Returning to the Tardis Susan becomes separated from the others and is convinced they're being followed when something touches her back but is doubted by the rest of the travellers.
We know that there was something there due to briefly seeing her tapped on the shoulder.
Whilst they are eating they hear a tapping noise on the outside of the Tardis. The others want to leave but the Doctor insists on staying because he wants to see the city.
In many ways the return to the Tardis and the mucking about with the food machine just slows the episode down.
The Doctor's companions persuade him to depart but the ship malfunctions taking off. The fault locator reveals that the fluid link is damaged. The Doctor needs Mercury to fix it but doesn't have any on the ship. He suggests that some may be found in the city forcing the others to go there.
The Doctor's giggling at the end of this scene is a bit of a hint towards a revelation in the next episode.

The credited writer on this serial is Terry Nation. Nation had been working with comedy legend Tony Hancock (the Agency belonging to Hancock's brother Roger would later represent Nation) but following an argument Hancock found himself without work and accepted the invitation to work for Doctor Who.

I say "credited writer" because Nation's scripts were notoriously on the light side and there's an element here that stands out as possibly being the work of script editor David Whitaker: the fluid link contains Mercury. Whitaker has an obsession with Mercury slipping it into his scripts wherever he can be it the Mercury swamps on Vulcan or the mercury vaporising in Wheel in Space !

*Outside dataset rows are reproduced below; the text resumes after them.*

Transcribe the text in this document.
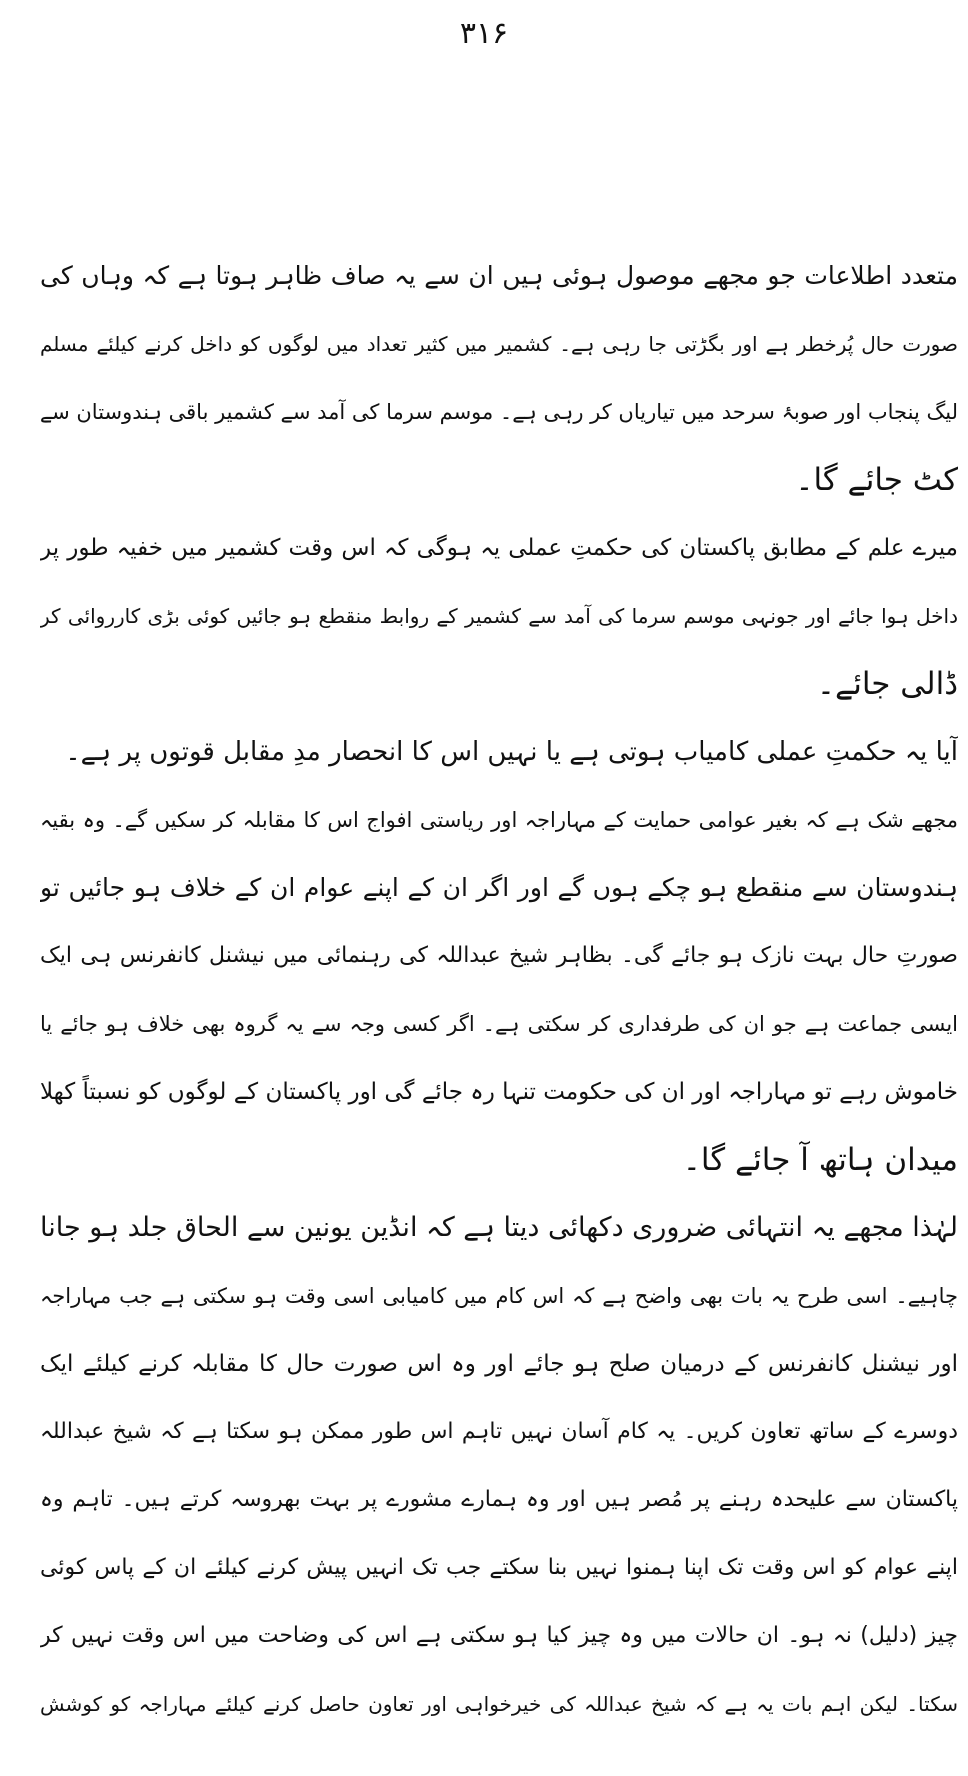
۳۱۶
متعدد اطلاعات جو مجھے موصول ہوئی ہیں ان سے یہ صاف ظاہر ہوتا ہے کہ وہاں کی
صورت حال پُرخطر ہے اور بگڑتی جا رہی ہے۔ کشمیر میں کثیر تعداد میں لوگوں کو داخل کرنے کیلئے مسلم
لیگ پنجاب اور صوبۂ سرحد میں تیاریاں کر رہی ہے۔ موسم سرما کی آمد سے کشمیر باقی ہندوستان سے
کٹ جائے گا۔
میرے علم کے مطابق پاکستان کی حکمتِ عملی یہ ہوگی کہ اس وقت کشمیر میں خفیہ طور پر
داخل ہوا جائے اور جونہی موسم سرما کی آمد سے کشمیر کے روابط منقطع ہو جائیں کوئی بڑی کارروائی کر
ڈالی جائے۔
آیا یہ حکمتِ عملی کامیاب ہوتی ہے یا نہیں اس کا انحصار مدِ مقابل قوتوں پر ہے۔
مجھے شک ہے کہ بغیر عوامی حمایت کے مہاراجہ اور ریاستی افواج اس کا مقابلہ کر سکیں گے۔ وہ بقیہ
ہندوستان سے منقطع ہو چکے ہوں گے اور اگر ان کے اپنے عوام ان کے خلاف ہو جائیں تو
صورتِ حال بہت نازک ہو جائے گی۔ بظاہر شیخ عبداللہ کی رہنمائی میں نیشنل کانفرنس ہی ایک
ایسی جماعت ہے جو ان کی طرفداری کر سکتی ہے۔ اگر کسی وجہ سے یہ گروہ بھی خلاف ہو جائے یا
خاموش رہے تو مہاراجہ اور ان کی حکومت تنہا رہ جائے گی اور پاکستان کے لوگوں کو نسبتاً کھلا
میدان ہاتھ آ جائے گا۔
لہٰذا مجھے یہ انتہائی ضروری دکھائی دیتا ہے کہ انڈین یونین سے الحاق جلد ہو جانا
چاہیے۔ اسی طرح یہ بات بھی واضح ہے کہ اس کام میں کامیابی اسی وقت ہو سکتی ہے جب مہاراجہ
اور نیشنل کانفرنس کے درمیان صلح ہو جائے اور وہ اس صورت حال کا مقابلہ کرنے کیلئے ایک
دوسرے کے ساتھ تعاون کریں۔ یہ کام آسان نہیں تاہم اس طور ممکن ہو سکتا ہے کہ شیخ عبداللہ
پاکستان سے علیحدہ رہنے پر مُصر ہیں اور وہ ہمارے مشورے پر بہت بھروسہ کرتے ہیں۔ تاہم وہ
اپنے عوام کو اس وقت تک اپنا ہمنوا نہیں بنا سکتے جب تک انہیں پیش کرنے کیلئے ان کے پاس کوئی
چیز (دلیل) نہ ہو۔ ان حالات میں وہ چیز کیا ہو سکتی ہے اس کی وضاحت میں اس وقت نہیں کر
سکتا۔ لیکن اہم بات یہ ہے کہ شیخ عبداللہ کی خیرخواہی اور تعاون حاصل کرنے کیلئے مہاراجہ کو کوشش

At the point this story was written Nation was represented by Beryl Vertue of Associated London Scripts. Beryl's daughter, Sue Vertue, is now a television producer and is married to Steven Moffat, the current Executive Producer and showrunner of Doctor Who. Beryl Vertue will negotiate Nation a clause in his contract for this story that will make him a very wealthy man....

They leave the ship at first light but discover a metal case outside containing glass phials. Susan is convinced they were dropped by whoever was outside the Tardis last night. Arriving at the city all four travellers find that they are very tired.
The episode picks up in pace the last few minutes as we reach the futuristic city. More great work from Cusick here with odd shaped doors and corridors. The sound men get involved here too and that door noise is superb, still occasionally used today.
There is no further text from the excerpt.